A name gives value and blessing. How much you value something determines how or if you will name it. When our four children came from Russia, we gave them teddy bears. We asked them what the bear's name was and they looked totally perplexed. Name a toy! Why? It had no value. This was something they had to learn to do. We taught them to add 'value' to their belongings and claim them as their own just as we had given them names to claim them as our own.

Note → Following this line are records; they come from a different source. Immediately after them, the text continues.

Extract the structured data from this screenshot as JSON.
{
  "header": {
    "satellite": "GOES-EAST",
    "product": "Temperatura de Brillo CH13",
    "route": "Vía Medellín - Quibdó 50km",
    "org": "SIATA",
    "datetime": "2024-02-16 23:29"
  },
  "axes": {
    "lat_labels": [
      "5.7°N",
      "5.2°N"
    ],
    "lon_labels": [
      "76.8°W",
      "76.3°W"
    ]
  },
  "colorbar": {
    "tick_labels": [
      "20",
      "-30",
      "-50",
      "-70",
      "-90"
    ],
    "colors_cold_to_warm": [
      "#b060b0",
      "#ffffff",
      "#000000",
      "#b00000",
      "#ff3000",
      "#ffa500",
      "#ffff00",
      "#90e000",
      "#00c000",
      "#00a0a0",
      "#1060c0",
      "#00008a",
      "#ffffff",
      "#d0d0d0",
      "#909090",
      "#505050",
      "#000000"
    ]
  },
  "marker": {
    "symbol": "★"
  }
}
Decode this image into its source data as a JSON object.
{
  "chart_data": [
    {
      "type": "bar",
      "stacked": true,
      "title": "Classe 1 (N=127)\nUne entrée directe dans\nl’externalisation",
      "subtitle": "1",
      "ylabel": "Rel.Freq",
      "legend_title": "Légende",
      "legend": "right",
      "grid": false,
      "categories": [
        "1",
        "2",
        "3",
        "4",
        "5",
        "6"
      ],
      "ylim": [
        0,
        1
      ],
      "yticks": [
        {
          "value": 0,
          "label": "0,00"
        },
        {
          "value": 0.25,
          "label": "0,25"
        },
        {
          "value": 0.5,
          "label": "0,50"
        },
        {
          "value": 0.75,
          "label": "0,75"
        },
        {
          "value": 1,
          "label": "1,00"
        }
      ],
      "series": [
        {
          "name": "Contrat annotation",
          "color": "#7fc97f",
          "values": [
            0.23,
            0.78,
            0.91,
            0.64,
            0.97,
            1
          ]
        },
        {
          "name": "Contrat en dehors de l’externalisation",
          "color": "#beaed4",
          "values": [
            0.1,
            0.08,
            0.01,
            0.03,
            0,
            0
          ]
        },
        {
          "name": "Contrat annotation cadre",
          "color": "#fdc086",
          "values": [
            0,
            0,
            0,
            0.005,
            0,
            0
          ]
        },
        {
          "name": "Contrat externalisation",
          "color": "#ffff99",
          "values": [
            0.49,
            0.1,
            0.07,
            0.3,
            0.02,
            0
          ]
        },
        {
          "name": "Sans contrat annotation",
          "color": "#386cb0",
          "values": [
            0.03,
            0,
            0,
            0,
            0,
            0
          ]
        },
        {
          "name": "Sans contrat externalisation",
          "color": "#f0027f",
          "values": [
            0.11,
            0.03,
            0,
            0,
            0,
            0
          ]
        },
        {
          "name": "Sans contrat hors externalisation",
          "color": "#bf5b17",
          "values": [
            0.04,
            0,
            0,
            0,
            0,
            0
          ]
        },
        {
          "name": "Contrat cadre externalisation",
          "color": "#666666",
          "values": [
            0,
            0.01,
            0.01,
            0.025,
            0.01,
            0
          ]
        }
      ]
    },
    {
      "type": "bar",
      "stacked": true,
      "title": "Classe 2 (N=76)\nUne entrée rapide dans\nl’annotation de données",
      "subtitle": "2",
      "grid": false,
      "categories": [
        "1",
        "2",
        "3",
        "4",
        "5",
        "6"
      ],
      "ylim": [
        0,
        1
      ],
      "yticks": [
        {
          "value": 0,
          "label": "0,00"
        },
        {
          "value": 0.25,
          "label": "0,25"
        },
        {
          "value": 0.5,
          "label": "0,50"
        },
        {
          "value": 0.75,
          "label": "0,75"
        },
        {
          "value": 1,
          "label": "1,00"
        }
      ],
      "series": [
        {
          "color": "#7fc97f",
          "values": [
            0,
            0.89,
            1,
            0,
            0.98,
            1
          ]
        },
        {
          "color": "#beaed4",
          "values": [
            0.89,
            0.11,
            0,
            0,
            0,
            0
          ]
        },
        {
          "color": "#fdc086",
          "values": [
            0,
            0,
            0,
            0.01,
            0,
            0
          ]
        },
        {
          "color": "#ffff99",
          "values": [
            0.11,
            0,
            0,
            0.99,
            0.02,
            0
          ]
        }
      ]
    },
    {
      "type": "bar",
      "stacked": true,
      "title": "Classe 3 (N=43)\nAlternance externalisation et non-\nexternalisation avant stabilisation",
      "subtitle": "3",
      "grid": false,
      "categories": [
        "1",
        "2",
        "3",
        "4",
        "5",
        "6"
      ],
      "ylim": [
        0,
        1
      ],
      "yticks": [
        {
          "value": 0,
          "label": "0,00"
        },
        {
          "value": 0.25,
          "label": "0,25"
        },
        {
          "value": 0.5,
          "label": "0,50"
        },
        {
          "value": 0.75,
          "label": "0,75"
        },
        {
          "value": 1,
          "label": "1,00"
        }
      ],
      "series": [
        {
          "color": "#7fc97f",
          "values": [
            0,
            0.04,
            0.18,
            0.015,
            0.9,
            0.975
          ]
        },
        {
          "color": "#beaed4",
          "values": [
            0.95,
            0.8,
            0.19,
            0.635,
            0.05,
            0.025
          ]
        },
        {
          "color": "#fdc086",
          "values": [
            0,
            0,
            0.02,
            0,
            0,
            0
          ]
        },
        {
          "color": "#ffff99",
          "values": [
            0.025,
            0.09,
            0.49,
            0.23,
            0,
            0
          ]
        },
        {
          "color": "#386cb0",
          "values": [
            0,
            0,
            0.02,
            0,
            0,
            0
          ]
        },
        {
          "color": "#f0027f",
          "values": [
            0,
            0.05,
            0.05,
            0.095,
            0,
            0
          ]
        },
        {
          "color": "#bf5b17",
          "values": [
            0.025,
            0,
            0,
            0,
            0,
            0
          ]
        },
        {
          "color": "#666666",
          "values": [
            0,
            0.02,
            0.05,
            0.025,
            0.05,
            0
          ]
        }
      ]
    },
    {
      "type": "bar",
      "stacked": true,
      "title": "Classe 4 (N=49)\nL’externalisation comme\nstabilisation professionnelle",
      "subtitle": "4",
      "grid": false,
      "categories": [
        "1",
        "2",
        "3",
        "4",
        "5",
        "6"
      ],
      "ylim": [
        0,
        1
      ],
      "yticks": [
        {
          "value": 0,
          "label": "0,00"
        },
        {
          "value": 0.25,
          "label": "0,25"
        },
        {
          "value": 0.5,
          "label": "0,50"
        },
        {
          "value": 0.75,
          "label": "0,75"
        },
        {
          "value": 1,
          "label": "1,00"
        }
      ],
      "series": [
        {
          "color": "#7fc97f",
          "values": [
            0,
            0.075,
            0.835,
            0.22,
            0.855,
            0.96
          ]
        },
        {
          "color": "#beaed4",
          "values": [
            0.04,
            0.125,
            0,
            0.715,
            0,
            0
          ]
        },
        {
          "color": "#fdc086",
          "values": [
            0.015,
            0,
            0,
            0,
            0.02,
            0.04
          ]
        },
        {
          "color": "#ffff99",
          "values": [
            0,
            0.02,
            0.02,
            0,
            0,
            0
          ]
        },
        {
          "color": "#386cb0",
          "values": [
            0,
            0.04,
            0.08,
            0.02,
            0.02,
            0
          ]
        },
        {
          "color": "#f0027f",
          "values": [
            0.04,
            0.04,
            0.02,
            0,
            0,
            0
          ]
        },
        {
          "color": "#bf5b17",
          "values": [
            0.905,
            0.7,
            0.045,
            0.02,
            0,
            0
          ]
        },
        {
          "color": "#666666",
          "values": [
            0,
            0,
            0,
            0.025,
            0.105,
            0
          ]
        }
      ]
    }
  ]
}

When we adopted our two sister beagles, we chose names for them to reflect our family's old fashion names. So they went from being Lucky and Clover to being our dogs named Gertie and Betsy. Also, many people will name their cars. Our fifteen passenger van is called Mike and our 6x8 travel trailer is named Charlie.
When a parent names a child it gives them identity, a sense of purpose and worth. It is a form of blessing them as only a true parent can. We do not know why our children were given their birth-names though we think they are beautiful. But we can always emphatically state to them why they have their given-names from us. A powerful tool when calling a child out to be a godly man or woman!
The feelings of abandonment and isolation from the natural order of life (a mother caring for her child) are present in every adopted child from the new born infant to the married adult with their own children. It is real and foreboding. But it is not who they are! Nor is it who they will be. It is only who they were. The question is not whether they would like to be called by the only names they have ever known (birth-name). The question is what does their heart need?
They need to know in their heart that they belong to their adoptive parents as surely as if they had been born to them and that they are Christ's child. This is the Dad and Mom who had prayed for them, who opened their hearts and home to them though they were strangers, who teaches them of the providential love of God which placed them in their family and of His Kingdom purposes for their lives.
As every Believer knows, adoption by God does not negate our past but defines it. It was ordained before time began. We are all merely living out God's plan which ultimately is to glorify Jesus. The child's new name will always remind them and testify to them of their future every time they hear it or write it.